Chan, who has appeared in more than 150 movies, said he prefers directing movies because he has greater freedom in the production process. Prior to his appearance in New York, Chan spent a week with producers in Los Angeles to discuss a script he has been working on for 12 years.
The actor-director-producer was also in LA to replace his hand- and footprints in cement at Hollywood's Chinese Theatre, after his previous prints from 1997 were lost.
Although representatives of the newly named TCL Chinese Theatre, previously Grauman's Chinese Theatre, said they did not know when the prints vanished, they said they were sure the slab was not stolen. Slabs are often changed to make room for new entries in the collection.
In New York, the Chinese filmmaker said he hopes to leverage his fame for more opportunities to educate audiences through his films.
"I always tell my friends that as a director, a producer and an actor, we have a responsibility to the world, to society," Chan said. "We have to be very careful about what kind of films we make because people learn from films."

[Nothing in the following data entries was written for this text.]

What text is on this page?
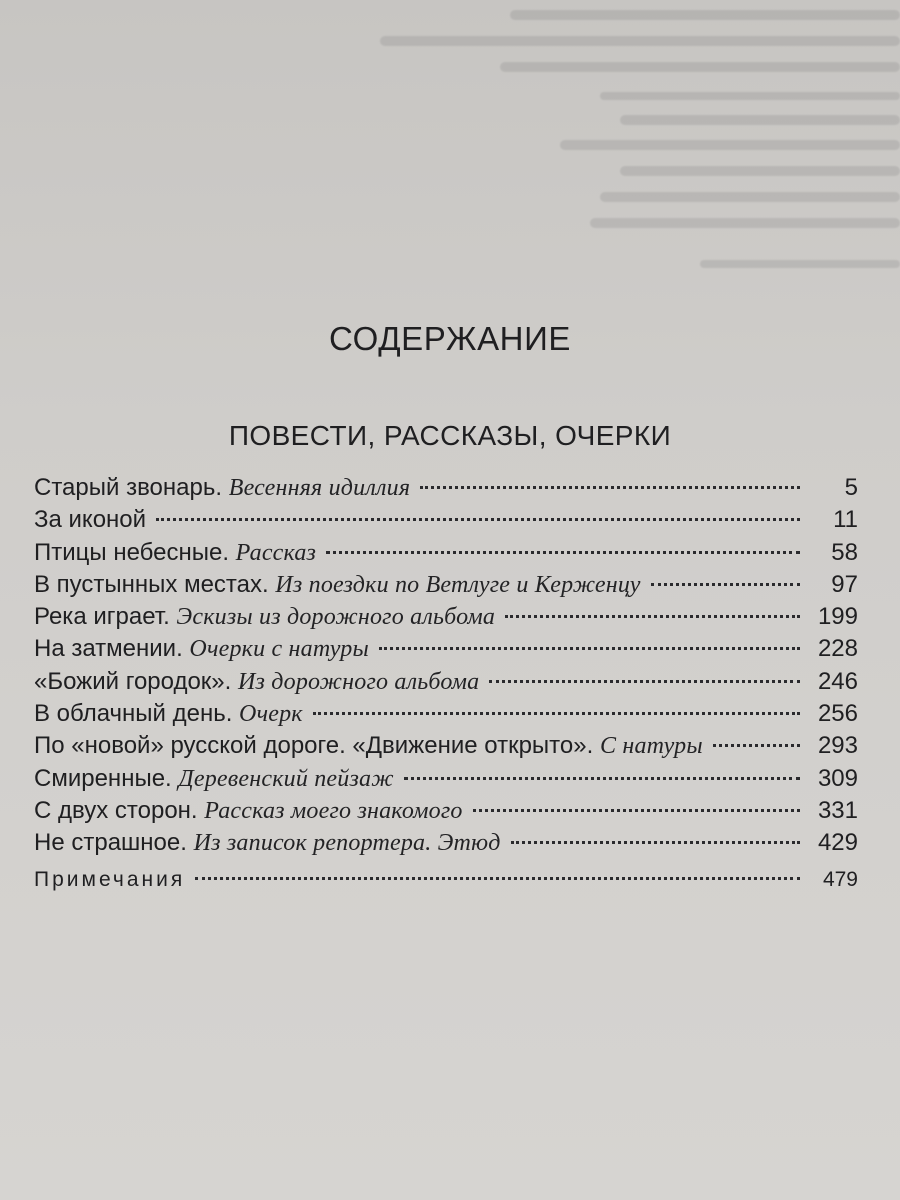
СОДЕРЖАНИЕ
ПОВЕСТИ, РАССКАЗЫ, ОЧЕРКИ
Старый звонарь. Весенняя идиллия	5
За иконой	11
Птицы небесные. Рассказ	58
В пустынных местах. Из поездки по Ветлуге и Керженцу	97
Река играет. Эскизы из дорожного альбома	199
На затмении. Очерки с натуры	228
«Божий городок». Из дорожного альбома	246
В облачный день. Очерк	256
По «новой» русской дороге. «Движение открыто». С натуры	293
Смиренные. Деревенский пейзаж	309
С двух сторон. Рассказ моего знакомого	331
Не страшное. Из записок репортера. Этюд	429
Примечания	479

Chan said he really became aware of his power to influence viewers when he was in a small village in South Africa, where he was shooting the 1998 film Who Am I? While out for a run, a group of roughly 100 children followed, karate chopping the air and stumbling around like Chan's character in his 1978 film Drunken Master.
"I said to myself, 'I have to be very careful,' because so many people learn from me," Chan said. "I wonder, why do I teach people to drink and fight?"
He said he wants to shed fighting onscreen to focus more on drama with substance.
"I don't want to do just action or comedy anymore," Chan said. "I want to talk about world problems [in my films] and how we can together solve these problems."